飛行機の音が聞こえた。ほとんど毎日聞いているから、意識していないとその音の存在を忘れてしまう。今日もトーマスはあれに乗っているのだろうか。
教会の裏口のドアを叩く音がした。誰だろう。
「速達です」
郵便配達のおじさんだ。教会には多くの郵便物が来るから、顔見知り。
「はい。わざわざすみません」
私は事務的に対応した。
届いたのは絵葉書だった。
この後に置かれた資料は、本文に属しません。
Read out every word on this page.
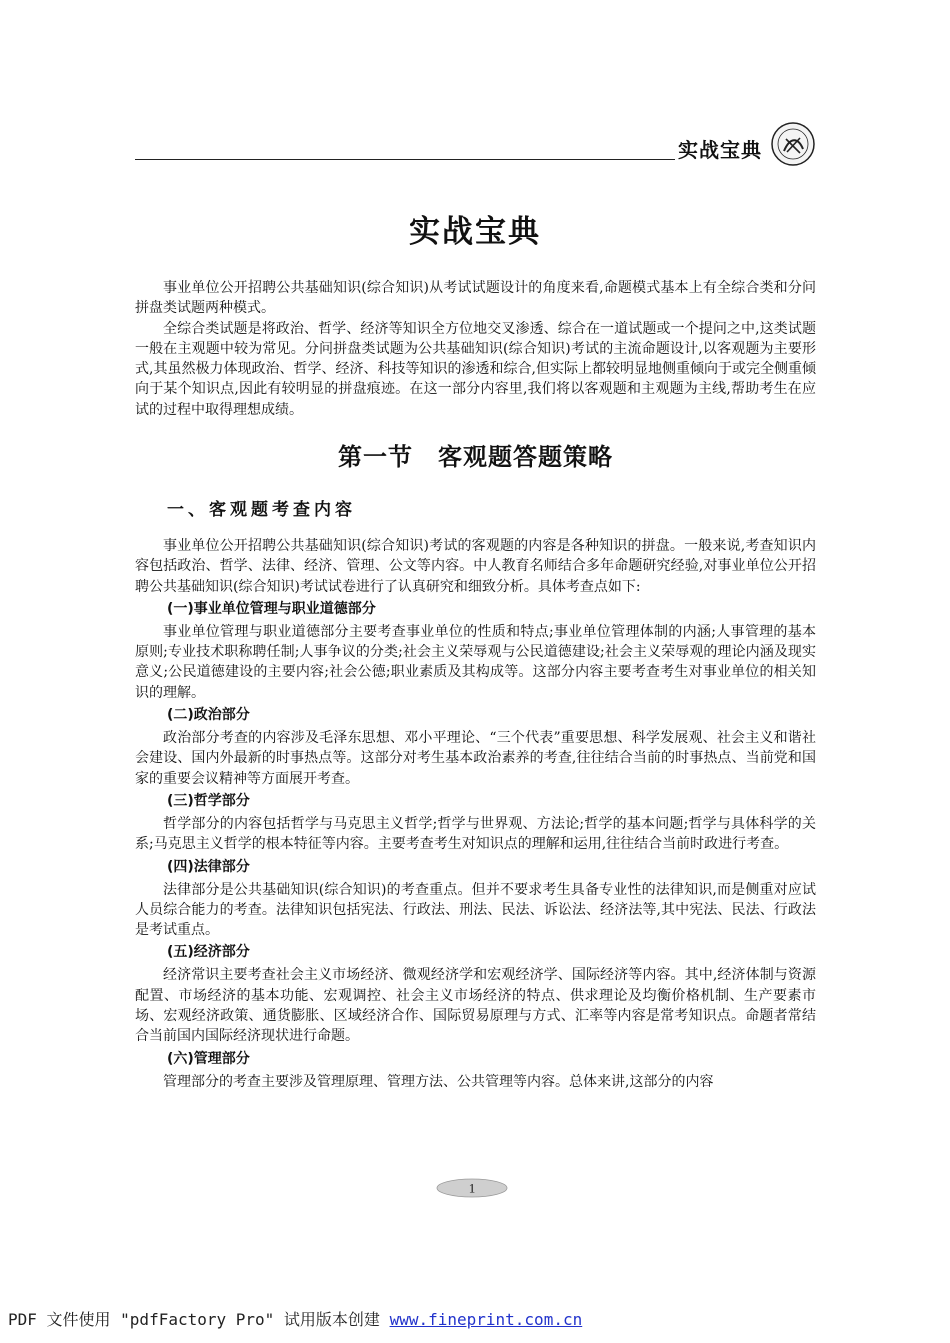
实战宝典
实战宝典

事业单位公开招聘公共基础知识(综合知识)从考试试题设计的角度来看,命题模式基本上有全综合类和分问拼盘类试题两种模式。

全综合类试题是将政治、哲学、经济等知识全方位地交叉渗透、综合在一道试题或一个提问之中,这类试题一般在主观题中较为常见。分问拼盘类试题为公共基础知识(综合知识)考试的主流命题设计,以客观题为主要形式,其虽然极力体现政治、哲学、经济、科技等知识的渗透和综合,但实际上都较明显地侧重倾向于或完全侧重倾向于某个知识点,因此有较明显的拼盘痕迹。在这一部分内容里,我们将以客观题和主观题为主线,帮助考生在应试的过程中取得理想成绩。

第一节　客观题答题策略
一、客观题考查内容

事业单位公开招聘公共基础知识(综合知识)考试的客观题的内容是各种知识的拼盘。一般来说,考查知识内容包括政治、哲学、法律、经济、管理、公文等内容。中人教育名师结合多年命题研究经验,对事业单位公开招聘公共基础知识(综合知识)考试试卷进行了认真研究和细致分析。具体考查点如下:

(一)事业单位管理与职业道德部分

事业单位管理与职业道德部分主要考查事业单位的性质和特点;事业单位管理体制的内涵;人事管理的基本原则;专业技术职称聘任制;人事争议的分类;社会主义荣辱观与公民道德建设;社会主义荣辱观的理论内涵及现实意义;公民道德建设的主要内容;社会公德;职业素质及其构成等。这部分内容主要考查考生对事业单位的相关知识的理解。

(二)政治部分

政治部分考查的内容涉及毛泽东思想、邓小平理论、“三个代表”重要思想、科学发展观、社会主义和谐社会建设、国内外最新的时事热点等。这部分对考生基本政治素养的考查,往往结合当前的时事热点、当前党和国家的重要会议精神等方面展开考查。

(三)哲学部分

哲学部分的内容包括哲学与马克思主义哲学;哲学与世界观、方法论;哲学的基本问题;哲学与具体科学的关系;马克思主义哲学的根本特征等内容。主要考查考生对知识点的理解和运用,往往结合当前时政进行考查。

(四)法律部分

法律部分是公共基础知识(综合知识)的考查重点。但并不要求考生具备专业性的法律知识,而是侧重对应试人员综合能力的考查。法律知识包括宪法、行政法、刑法、民法、诉讼法、经济法等,其中宪法、民法、行政法是考试重点。

(五)经济部分

经济常识主要考查社会主义市场经济、微观经济学和宏观经济学、国际经济等内容。其中,经济体制与资源配置、市场经济的基本功能、宏观调控、社会主义市场经济的特点、供求理论及均衡价格机制、生产要素市场、宏观经济政策、通货膨胀、区域经济合作、国际贸易原理与方式、汇率等内容是常考知识点。命题者常结合当前国内国际经济现状进行命题。

(六)管理部分

管理部分的考查主要涉及管理原理、管理方法、公共管理等内容。总体来讲,这部分的内容

1
PDF 文件使用 "pdfFactory Pro" 试用版本创建 www.fineprint.com.cn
翼が二枚あるクラシックな飛行機の写真。
「絵葉書で速達なんて、珍しいですね」
「あなたにですよ、アリスさん」
私は宛名をよくよく見て、本当に自分宛てであることに驚いた。
雲間から日が差し、あたりが明るくなってきた。
私は自分の宛名の下の、走り書きを目で追った。
――ノーマンの目が覚めた!――
飛行機の音が続いていた。
雲間から伸びる光の階段を目指して、スピットファイアの編隊が昇っていくのが見えた。
これから命がけの戦場に向かうはずなのに、私には、ひと仕事終えた天使様が、空に帰っていくように見えた。
郵便屋さんが去り、飛行機のエンジンの音も徐々に小さくなっていった。
私はもう一度、絵葉書の文字を読もうとした。だけど、走り書きの文字が滲んで読めなくなった。
嬉しいのに泣くなんて、私、どうかしてる。